WEST POINT, Pa. — Members of an independent union of administrative workers at the drug giant Merck, Sharp & Dohme voted overwhelmingly on June 14 to merge into the Office and Professional Employees, OPEIU announced. The 96-4 vote will bring 287 workers at Merck’s West Point, Pa., facility into the larger union as Local 1937 – the year the Merck Independent Union was founded.
“Our affiliation with OPEIU will give us more strength in representing members as part of the 108,000-member OPEIU and the support of the 13 million members of the AFL-CIO and organized labor,” said MIU President Dottie Miller. “We evaluated the pros and cons of affiliating with several unions and chose OPEIU as the best fit.”
“We look forward to working with MIU to give them the additional leverage they need to carry out their work,” said OPEIU President Michael Goodwin. MIU will keep its autonomy within OPEIU, he added, after the larger union’s Organizing Director, Kevin Kistler, worked out an affiliation agreement, Goodwin added.
Ironically, the merger of the administrative workers’ union at Merck came one week before the U.S. Supreme Court showed another, larger group of drug company workers – those in pharmaceutical sales – could use union protection, too.
The justices ruled, 5-4, in a case by sales reps for GlaxoSmithKline, that pharmaceutical salespeople are “outside sales” workers exempt from the federal Fair Labor Standards Act, and thus ineligible for overtime pay.

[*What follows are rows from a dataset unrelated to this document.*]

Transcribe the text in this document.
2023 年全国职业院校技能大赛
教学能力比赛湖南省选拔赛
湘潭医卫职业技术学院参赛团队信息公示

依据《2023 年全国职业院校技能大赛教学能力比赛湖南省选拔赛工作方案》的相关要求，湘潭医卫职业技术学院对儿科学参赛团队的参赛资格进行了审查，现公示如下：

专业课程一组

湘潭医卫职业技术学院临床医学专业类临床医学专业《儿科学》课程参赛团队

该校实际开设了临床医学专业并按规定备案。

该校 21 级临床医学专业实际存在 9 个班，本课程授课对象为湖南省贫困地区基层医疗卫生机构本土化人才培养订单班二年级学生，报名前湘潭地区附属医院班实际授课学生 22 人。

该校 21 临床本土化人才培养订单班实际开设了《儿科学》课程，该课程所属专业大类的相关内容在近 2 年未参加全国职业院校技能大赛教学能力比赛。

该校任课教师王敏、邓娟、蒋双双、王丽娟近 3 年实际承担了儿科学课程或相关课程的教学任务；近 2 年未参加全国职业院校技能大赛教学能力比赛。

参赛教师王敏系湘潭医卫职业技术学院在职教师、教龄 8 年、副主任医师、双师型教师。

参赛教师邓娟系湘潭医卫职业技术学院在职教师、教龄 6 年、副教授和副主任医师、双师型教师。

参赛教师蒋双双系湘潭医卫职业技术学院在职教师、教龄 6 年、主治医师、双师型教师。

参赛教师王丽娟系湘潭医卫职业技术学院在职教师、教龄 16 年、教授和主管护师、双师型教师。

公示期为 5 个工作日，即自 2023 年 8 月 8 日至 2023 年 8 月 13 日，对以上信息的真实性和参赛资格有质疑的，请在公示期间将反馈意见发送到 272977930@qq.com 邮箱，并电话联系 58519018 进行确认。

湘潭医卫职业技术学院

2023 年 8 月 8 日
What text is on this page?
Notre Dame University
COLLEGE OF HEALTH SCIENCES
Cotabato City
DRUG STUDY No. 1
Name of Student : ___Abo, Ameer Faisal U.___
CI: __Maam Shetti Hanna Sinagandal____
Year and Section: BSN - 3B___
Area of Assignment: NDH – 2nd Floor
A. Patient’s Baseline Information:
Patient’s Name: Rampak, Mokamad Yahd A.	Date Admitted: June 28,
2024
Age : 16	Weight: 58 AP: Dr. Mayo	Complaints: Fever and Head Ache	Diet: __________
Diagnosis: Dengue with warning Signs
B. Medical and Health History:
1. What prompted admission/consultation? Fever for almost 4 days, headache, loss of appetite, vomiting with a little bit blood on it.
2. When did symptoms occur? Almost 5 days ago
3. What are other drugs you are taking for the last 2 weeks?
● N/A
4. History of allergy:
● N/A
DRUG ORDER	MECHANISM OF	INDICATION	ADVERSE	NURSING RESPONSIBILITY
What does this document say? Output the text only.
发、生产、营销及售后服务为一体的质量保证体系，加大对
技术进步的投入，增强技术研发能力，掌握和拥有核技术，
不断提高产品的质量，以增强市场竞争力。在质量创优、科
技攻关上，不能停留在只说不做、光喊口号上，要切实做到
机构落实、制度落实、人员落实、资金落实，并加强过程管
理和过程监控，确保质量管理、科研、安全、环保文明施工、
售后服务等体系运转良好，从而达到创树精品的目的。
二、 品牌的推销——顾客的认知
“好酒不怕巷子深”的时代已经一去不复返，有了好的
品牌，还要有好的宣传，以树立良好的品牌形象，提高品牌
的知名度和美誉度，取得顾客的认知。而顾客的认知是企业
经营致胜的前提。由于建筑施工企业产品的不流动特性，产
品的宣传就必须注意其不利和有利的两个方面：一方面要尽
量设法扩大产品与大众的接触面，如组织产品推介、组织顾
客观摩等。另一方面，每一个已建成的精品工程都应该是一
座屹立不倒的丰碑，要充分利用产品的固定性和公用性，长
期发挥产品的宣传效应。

The reps said “their primary (sales) objective was to obtain a nonbinding commitment from physicians to prescribe” Glaxo’s drugs, the justices said. Reps called on MDs for 40 hours a week, and spent 10-20 more hours weekly on “events and other miscellaneous tasks.”
The reps were well paid, but said Glaxo should have paid them overtime. They lost in lower courts and on June 18, at the High Court. The Obama Labor Department tried to tighten the definition of an outside sales person, to make more workers eligible, the justices noted. But its attempt, which the Glaxo workers cited, was contrary to prior law and DOL’s own precedents. The majority tossed the workers’ complaint.